That weathered, pruny exterior loved by photographers and loathed by nearly everyone else is, along with gray hair, perhaps the most easily recognizable feature of aging. But while most people’s objections to wrinkles are cosmetic, looking pretty is far from the only function required of the body’s largest organ. Chief among these functions is keeping everything that’s not you outside, and everything that is you inside–”barrier function”, in technical terms.
When the very upper layer, the epidermis, thins with age, your skin becomes more fragile and sensitive, susceptible to injury from stresses you might have considered innocuous in younger years. Worse yet, these injuries take up to four times as long to heal as before, contributing to ulcers and putting you at greater risk of infection. So why does it have to be this way?
That’s a surprisingly simple question to answer, because the epidermis is a surprisingly simple tissue. It’s composed almost entirely of keratinocytes, which migrate from the basal layer upwards to the very surface of the skin, filling with keratin and shedding their organelles in a process called “cornification”. These cornified surface cells are replaced frequently, which puts epidermal stem cells on a demanding schedule, and by old age your stem cells simply aren’t able to keep up. Besides supporting an increasingly sparse vanguard, though, the keratinocytes your older self produces are at another disadvantage–they’re less able to “cornify” into the hard, protective outer barrier that your skin needs.
Since corneocytes represent the end state of keratinocytes, this problem is very similar to the one faced by most other cells in the body with age, where their epigenetic identity is lost and they become “blander”, less specialized. But there are many methods of epigenetic regulation, and what to do about it depends a lot on what exactly is going wrong.
Small molecules, large effects
In skin cells, the answer may be partly to do with microRNAs, tiny non-coding strands that bind to messenger RNA and prevent it from being translated into protein. MiRNAs are known to regulate a wide array of cellular processes, including our culprits–proliferation and differentiation–but also things like communication between cells and stress response. They’re sort of like the last stop on the gene expression train.

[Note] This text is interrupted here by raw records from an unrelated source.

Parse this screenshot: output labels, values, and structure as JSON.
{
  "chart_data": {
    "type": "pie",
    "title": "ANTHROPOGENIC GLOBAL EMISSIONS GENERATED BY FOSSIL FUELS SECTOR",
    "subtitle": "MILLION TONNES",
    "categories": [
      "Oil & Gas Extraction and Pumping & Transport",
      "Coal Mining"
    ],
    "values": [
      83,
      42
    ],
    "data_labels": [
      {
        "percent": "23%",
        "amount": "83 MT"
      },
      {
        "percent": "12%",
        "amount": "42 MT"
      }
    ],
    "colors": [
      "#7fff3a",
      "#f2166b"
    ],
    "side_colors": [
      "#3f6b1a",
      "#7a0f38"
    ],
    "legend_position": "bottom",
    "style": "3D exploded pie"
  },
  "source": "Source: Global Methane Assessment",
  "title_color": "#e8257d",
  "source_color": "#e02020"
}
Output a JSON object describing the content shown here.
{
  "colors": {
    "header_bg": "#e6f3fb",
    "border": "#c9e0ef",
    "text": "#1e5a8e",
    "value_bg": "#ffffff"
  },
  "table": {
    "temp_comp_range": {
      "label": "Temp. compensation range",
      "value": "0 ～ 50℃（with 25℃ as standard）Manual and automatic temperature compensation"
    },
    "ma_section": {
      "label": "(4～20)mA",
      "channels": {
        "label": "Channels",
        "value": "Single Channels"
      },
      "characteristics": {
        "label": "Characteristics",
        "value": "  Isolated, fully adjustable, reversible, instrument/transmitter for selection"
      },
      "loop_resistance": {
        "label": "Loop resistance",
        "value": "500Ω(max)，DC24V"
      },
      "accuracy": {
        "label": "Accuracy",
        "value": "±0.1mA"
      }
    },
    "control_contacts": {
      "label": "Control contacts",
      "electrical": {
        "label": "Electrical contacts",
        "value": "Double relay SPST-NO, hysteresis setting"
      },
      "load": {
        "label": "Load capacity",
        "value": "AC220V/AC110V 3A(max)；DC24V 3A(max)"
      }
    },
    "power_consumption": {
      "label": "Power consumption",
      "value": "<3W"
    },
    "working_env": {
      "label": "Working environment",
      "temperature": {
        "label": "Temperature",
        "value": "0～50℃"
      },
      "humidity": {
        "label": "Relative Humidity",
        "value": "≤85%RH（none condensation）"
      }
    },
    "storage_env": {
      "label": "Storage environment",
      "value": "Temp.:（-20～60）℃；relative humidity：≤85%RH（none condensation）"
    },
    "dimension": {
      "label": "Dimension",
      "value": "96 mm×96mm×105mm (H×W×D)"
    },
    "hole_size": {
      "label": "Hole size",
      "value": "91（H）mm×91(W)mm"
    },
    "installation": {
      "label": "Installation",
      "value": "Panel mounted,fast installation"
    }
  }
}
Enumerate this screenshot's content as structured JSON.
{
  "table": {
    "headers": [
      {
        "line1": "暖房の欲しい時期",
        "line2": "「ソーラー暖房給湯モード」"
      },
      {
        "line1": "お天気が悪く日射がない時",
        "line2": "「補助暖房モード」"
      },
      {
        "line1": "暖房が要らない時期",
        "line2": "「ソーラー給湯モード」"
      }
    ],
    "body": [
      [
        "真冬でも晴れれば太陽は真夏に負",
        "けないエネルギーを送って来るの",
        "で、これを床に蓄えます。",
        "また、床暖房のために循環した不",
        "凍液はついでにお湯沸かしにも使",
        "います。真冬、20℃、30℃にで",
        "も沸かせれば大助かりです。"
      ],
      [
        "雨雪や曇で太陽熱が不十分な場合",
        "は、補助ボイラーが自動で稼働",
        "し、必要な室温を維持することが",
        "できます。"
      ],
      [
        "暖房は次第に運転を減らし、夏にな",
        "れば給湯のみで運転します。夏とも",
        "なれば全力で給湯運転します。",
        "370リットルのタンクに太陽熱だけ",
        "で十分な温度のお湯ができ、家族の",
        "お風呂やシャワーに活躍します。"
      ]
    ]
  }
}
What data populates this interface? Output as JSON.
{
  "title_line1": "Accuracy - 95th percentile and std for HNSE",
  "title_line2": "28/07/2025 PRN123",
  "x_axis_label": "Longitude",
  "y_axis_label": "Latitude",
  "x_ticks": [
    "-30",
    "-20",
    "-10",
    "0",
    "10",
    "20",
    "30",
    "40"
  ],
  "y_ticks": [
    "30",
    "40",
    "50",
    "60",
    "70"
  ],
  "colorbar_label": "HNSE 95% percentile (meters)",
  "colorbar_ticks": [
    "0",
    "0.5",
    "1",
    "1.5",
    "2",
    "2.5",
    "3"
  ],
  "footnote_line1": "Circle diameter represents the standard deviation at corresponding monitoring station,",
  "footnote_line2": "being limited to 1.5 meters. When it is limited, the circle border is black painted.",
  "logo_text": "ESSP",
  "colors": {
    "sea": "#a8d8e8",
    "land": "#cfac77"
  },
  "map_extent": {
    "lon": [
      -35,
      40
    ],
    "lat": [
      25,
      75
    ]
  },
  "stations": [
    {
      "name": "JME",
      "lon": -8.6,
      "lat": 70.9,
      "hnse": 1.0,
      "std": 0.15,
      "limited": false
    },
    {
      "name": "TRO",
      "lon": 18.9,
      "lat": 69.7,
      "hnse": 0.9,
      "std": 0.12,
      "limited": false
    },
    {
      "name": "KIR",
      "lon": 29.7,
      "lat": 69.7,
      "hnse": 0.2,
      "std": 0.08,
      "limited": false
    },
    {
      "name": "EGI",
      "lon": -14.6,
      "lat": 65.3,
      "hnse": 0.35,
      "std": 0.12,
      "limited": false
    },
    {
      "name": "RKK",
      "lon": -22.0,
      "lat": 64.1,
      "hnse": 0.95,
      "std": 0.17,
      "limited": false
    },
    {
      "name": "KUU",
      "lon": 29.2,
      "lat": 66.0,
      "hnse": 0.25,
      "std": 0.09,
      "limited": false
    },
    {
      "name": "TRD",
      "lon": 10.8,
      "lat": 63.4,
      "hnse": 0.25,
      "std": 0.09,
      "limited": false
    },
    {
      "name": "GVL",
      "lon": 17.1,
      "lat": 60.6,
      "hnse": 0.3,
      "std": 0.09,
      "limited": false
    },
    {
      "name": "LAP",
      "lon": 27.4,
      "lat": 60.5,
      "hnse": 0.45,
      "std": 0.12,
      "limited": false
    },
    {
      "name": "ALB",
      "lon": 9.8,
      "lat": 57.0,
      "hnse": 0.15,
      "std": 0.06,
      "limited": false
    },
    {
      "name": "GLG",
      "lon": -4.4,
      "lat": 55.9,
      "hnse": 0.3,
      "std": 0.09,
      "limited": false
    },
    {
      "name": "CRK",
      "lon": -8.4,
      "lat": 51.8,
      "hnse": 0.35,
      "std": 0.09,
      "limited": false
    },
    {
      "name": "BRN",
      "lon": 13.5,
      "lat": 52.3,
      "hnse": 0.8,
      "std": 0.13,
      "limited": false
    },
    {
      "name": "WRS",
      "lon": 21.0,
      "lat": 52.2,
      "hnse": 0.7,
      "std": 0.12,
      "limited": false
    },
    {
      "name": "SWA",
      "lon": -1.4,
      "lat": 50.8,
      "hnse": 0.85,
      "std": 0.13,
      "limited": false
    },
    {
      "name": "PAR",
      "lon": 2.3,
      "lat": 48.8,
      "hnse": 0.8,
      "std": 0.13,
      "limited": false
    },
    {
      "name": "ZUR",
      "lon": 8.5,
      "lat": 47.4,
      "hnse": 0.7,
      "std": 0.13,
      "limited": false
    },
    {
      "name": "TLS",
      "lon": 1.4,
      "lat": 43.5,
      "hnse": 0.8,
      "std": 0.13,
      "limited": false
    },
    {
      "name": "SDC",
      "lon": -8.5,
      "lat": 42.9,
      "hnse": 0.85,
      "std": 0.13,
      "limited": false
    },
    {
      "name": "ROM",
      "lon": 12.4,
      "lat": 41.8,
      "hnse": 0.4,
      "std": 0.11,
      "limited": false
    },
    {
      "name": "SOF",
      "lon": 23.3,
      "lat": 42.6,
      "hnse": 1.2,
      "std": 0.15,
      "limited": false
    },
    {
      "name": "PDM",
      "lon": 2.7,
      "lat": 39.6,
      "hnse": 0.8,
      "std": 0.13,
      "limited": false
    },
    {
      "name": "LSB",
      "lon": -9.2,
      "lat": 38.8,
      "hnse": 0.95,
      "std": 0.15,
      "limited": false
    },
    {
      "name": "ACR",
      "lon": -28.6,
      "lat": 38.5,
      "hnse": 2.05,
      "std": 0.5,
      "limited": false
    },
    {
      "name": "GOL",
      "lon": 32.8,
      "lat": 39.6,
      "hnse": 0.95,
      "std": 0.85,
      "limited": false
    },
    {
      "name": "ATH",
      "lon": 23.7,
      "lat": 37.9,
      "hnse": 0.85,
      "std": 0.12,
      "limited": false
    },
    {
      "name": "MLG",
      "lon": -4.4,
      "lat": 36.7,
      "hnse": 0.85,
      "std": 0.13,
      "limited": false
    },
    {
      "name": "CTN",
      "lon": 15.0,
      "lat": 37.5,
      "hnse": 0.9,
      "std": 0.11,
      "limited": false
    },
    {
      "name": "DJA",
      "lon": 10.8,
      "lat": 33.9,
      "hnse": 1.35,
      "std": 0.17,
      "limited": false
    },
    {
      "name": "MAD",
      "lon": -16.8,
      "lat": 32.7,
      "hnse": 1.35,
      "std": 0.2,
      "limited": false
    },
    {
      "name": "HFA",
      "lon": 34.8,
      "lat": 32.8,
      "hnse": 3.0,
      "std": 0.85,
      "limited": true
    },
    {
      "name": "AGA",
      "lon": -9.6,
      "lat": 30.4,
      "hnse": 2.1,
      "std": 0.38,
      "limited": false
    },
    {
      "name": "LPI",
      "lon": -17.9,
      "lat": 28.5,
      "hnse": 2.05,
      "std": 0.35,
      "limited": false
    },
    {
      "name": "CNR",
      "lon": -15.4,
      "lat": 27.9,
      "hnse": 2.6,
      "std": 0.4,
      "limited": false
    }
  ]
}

In comparing old and young people’s skin cells, researchers in Lyon recently found that one miRNA in particular was noticeably more abundant in older people’s cells: miR-30a. They investigated its action by constructing a 3D model of human skin and injecting a virus containing the miR-30a gene, then waiting and watching to see what it would do.
The effect on differentiation was striking. Instead of losing their nuclei as they ascended to the surface, keratinocytes affected by miR-30a remained immature all the way up, producing a condition known as “parakeratosis”. While this pattern is normal when found in mucous membranes, it’s inappropriate in normal epidermal tissue, and contributes to skin diseases like psoriasis.
It wasn’t just at the microscopic level that skin looked wrong. The researchers tested barrier function in their 3D model from both directions, checking water loss from inside the skin to out, and also evaluating the skin’s ability to resist invasion by Lucifer yellow, a fluorescent dye. Unsurprisingly, the miR-30a-expressing skin was weak and permeable.
Like many of the effectors of aging changes, miR-30a appears to play a complex role in the body–for instance, its association with vital processes such as autophagy–which makes it difficult to track the precise path of deregulation. However, a few clues point to cancer prevention as the ultimate cause: the molecule is capable of inducing programmed cell death, and has previously been linked to tumor suppression in some cases (and, paradoxically, acts as an oncogene in others).